Agile is much different, often utilizing 2-4 week ‘sprints’ ending in a usable (though not market-ready) product. As an experienced software developer, software manager, and project manager I can certainly embrace the concept that an iterative process that involves short bursts to turn out a usable product that the customer can interact with greatly reduces the chances of being way off the mark in terms of requirements vs. the end product. I can logically assume that the end result is lower costs, less re-work, and a final product that is often much closer to what the customer wanted than what is turned out by a decent percentage of ‘standard’ development projects.

My ‘What If’ Scenario

With what I call the ‘standard’ process there is always a strong likelihood that the end product will not be what the end user actually needs. The risk is great that either the requirements weren’t detailed enough, or development slowly strayed from requirements enough along the way to provide a basically unusable solution after a development cycle that could be a year in length. The possibility for wasted time and huge re-work is much greater. With the Agile process, you can never really be farther than 2-4 weeks off the mark.

The Big Question

So, I can understand the fact that over an entire project portfolio, the likelihood of realizing a significant cost savings could be very high…likely IS very high.

Here’s my question:

If we were to take a large software project and run it both ways – standard and Agile – and then let’s assume that both work perfectly…no re-work, no missed requirements, etc. At the end of each version of the project, what shape would the budget be in?

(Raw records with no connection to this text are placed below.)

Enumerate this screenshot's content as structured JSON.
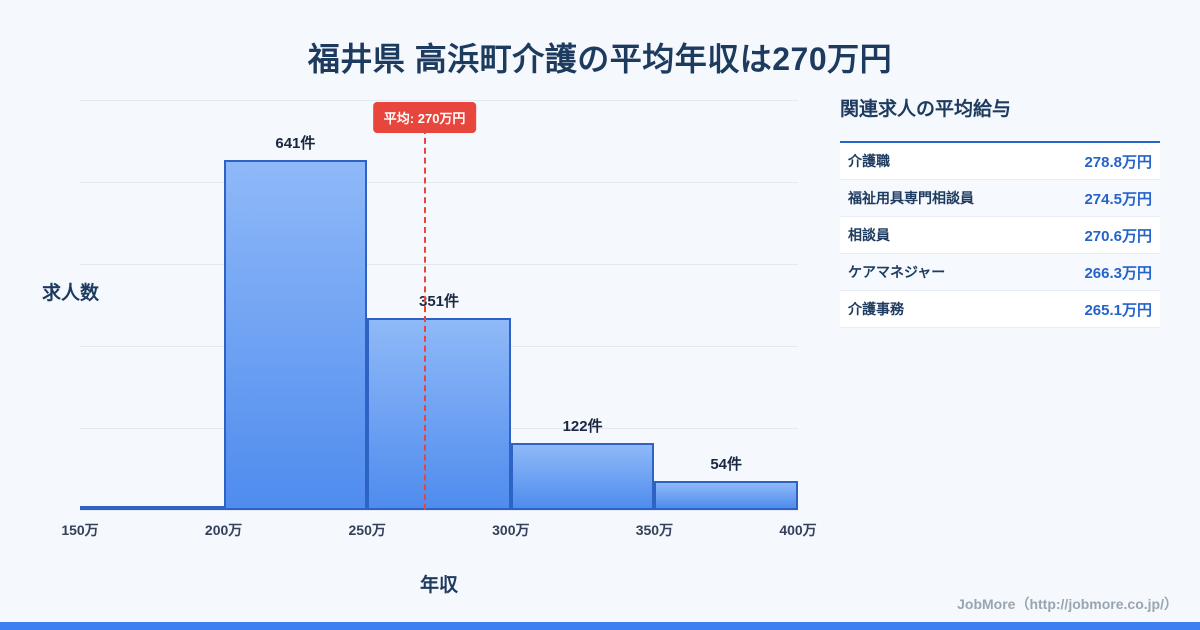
{
  "title": "福井県 高浜町介護の平均年収は270万円",
  "chart_data": {
    "type": "bar",
    "title": "福井県 高浜町介護の平均年収は270万円",
    "xlabel": "年収",
    "ylabel": "求人数",
    "x_tick_labels": [
      "150万",
      "200万",
      "250万",
      "300万",
      "350万",
      "400万"
    ],
    "x_range": [
      150,
      400
    ],
    "grid": true,
    "bins": [
      {
        "range_start": 150,
        "range_end": 200,
        "count": 8,
        "label": ""
      },
      {
        "range_start": 200,
        "range_end": 250,
        "count": 641,
        "label": "641件"
      },
      {
        "range_start": 250,
        "range_end": 300,
        "count": 351,
        "label": "351件"
      },
      {
        "range_start": 300,
        "range_end": 350,
        "count": 122,
        "label": "122件"
      },
      {
        "range_start": 350,
        "range_end": 400,
        "count": 54,
        "label": "54件"
      }
    ],
    "average_line": {
      "value": 270,
      "label": "平均: 270万円"
    }
  },
  "panel": {
    "title": "関連求人の平均給与",
    "rows": [
      {
        "label": "介護職",
        "value": "278.8万円"
      },
      {
        "label": "福祉用具専門相談員",
        "value": "274.5万円"
      },
      {
        "label": "相談員",
        "value": "270.6万円"
      },
      {
        "label": "ケアマネジャー",
        "value": "266.3万円"
      },
      {
        "label": "介護事務",
        "value": "265.1万円"
      }
    ]
  },
  "footer": {
    "credit": "JobMore（http://jobmore.co.jp/）"
  },
  "colors": {
    "accent_blue": "#3d7ef2",
    "bar_fill_top": "#8fb9f8",
    "bar_fill_bottom": "#4f8cee",
    "bar_border": "#2e62c4",
    "average_red": "#e8453c",
    "value_blue": "#2563c9",
    "title_navy": "#1d3a5f"
  }
}
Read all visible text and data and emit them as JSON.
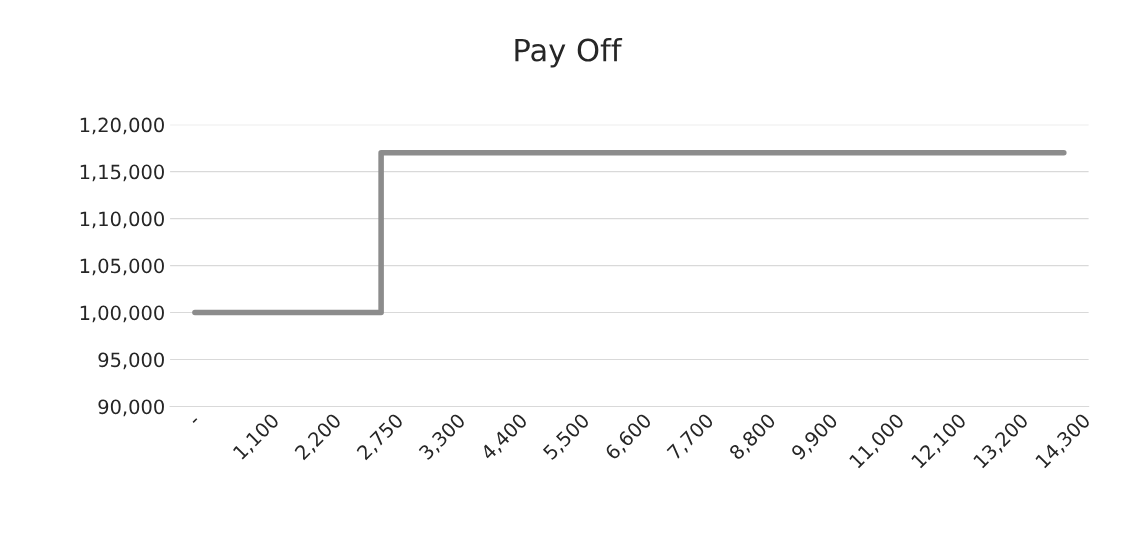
{
  "chart_data": {
    "type": "step",
    "title": "Pay Off",
    "categories": [
      "-",
      "1,100",
      "2,200",
      "2,750",
      "3,300",
      "4,400",
      "5,500",
      "6,600",
      "7,700",
      "8,800",
      "9,900",
      "11,000",
      "12,100",
      "13,200",
      "14,300"
    ],
    "series": [
      {
        "color": "#8c8c8c",
        "values": [
          100000,
          100000,
          100000,
          100000,
          117000,
          117000,
          117000,
          117000,
          117000,
          117000,
          117000,
          117000,
          117000,
          117000,
          117000
        ]
      }
    ],
    "ylim": [
      90000,
      120000
    ],
    "yticks": [
      {
        "value": 90000,
        "label": "90,000"
      },
      {
        "value": 95000,
        "label": "95,000"
      },
      {
        "value": 100000,
        "label": "1,00,000"
      },
      {
        "value": 105000,
        "label": "1,05,000"
      },
      {
        "value": 110000,
        "label": "1,10,000"
      },
      {
        "value": 115000,
        "label": "1,15,000"
      },
      {
        "value": 120000,
        "label": "1,20,000"
      }
    ],
    "grid": "y",
    "legend": false
  }
}
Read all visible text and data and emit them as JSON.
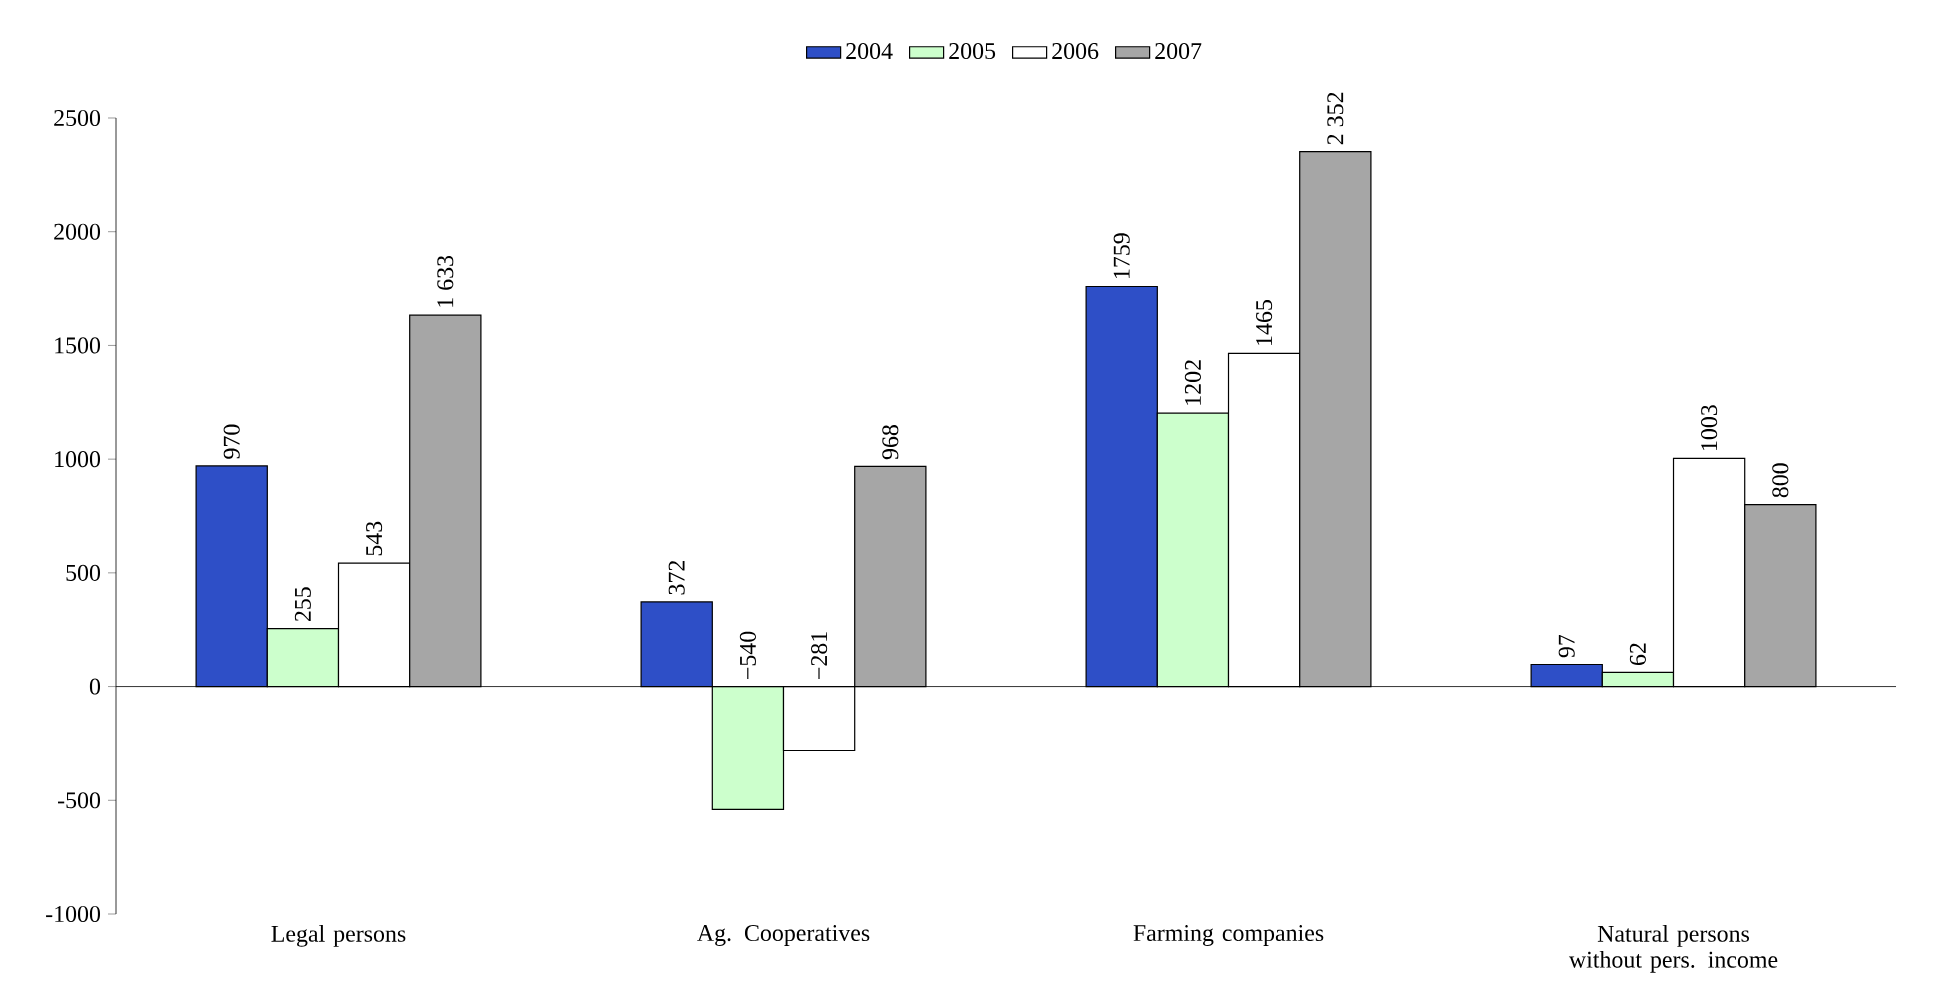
{
  "chart_data": {
    "type": "bar",
    "categories": [
      "Legal persons",
      "Ag. Cooperatives",
      "Farming companies",
      "Natural persons without pers. income"
    ],
    "series": [
      {
        "name": "2004",
        "color": "#2e4fc7",
        "values": [
          970,
          372,
          1759,
          97
        ],
        "value_labels": [
          "970",
          "372",
          "1759",
          "97"
        ]
      },
      {
        "name": "2005",
        "color": "#ccffcc",
        "values": [
          255,
          -540,
          1202,
          62
        ],
        "value_labels": [
          "255",
          "−540",
          "1202",
          "62"
        ]
      },
      {
        "name": "2006",
        "color": "#ffffff",
        "values": [
          543,
          -281,
          1465,
          1003
        ],
        "value_labels": [
          "543",
          "−281",
          "1465",
          "1003"
        ]
      },
      {
        "name": "2007",
        "color": "#a6a6a6",
        "values": [
          1633,
          968,
          2352,
          800
        ],
        "value_labels": [
          "1 633",
          "968",
          "2 352",
          "800"
        ]
      }
    ],
    "ylim": [
      -1000,
      2500
    ],
    "yticks": [
      -1000,
      -500,
      0,
      500,
      1000,
      1500,
      2000,
      2500
    ],
    "legend": "top"
  }
}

My assumption is, that if everything else is equal…meaning it all goes smoothly with either process…then I would tend to believe that the ‘standard’ process would result in less expense and less effort.

Over the long haul – the entire project portfolio – I can see it being the better way to go in terms of cost due to less re-work. But in a perfect world – which is a fairy tale, I know – wouldn’t the cost be less with the standard process of running a software project? I’m not anti-Agile at all, so please don’t read it that way. I’m just trying to provoke some thought here.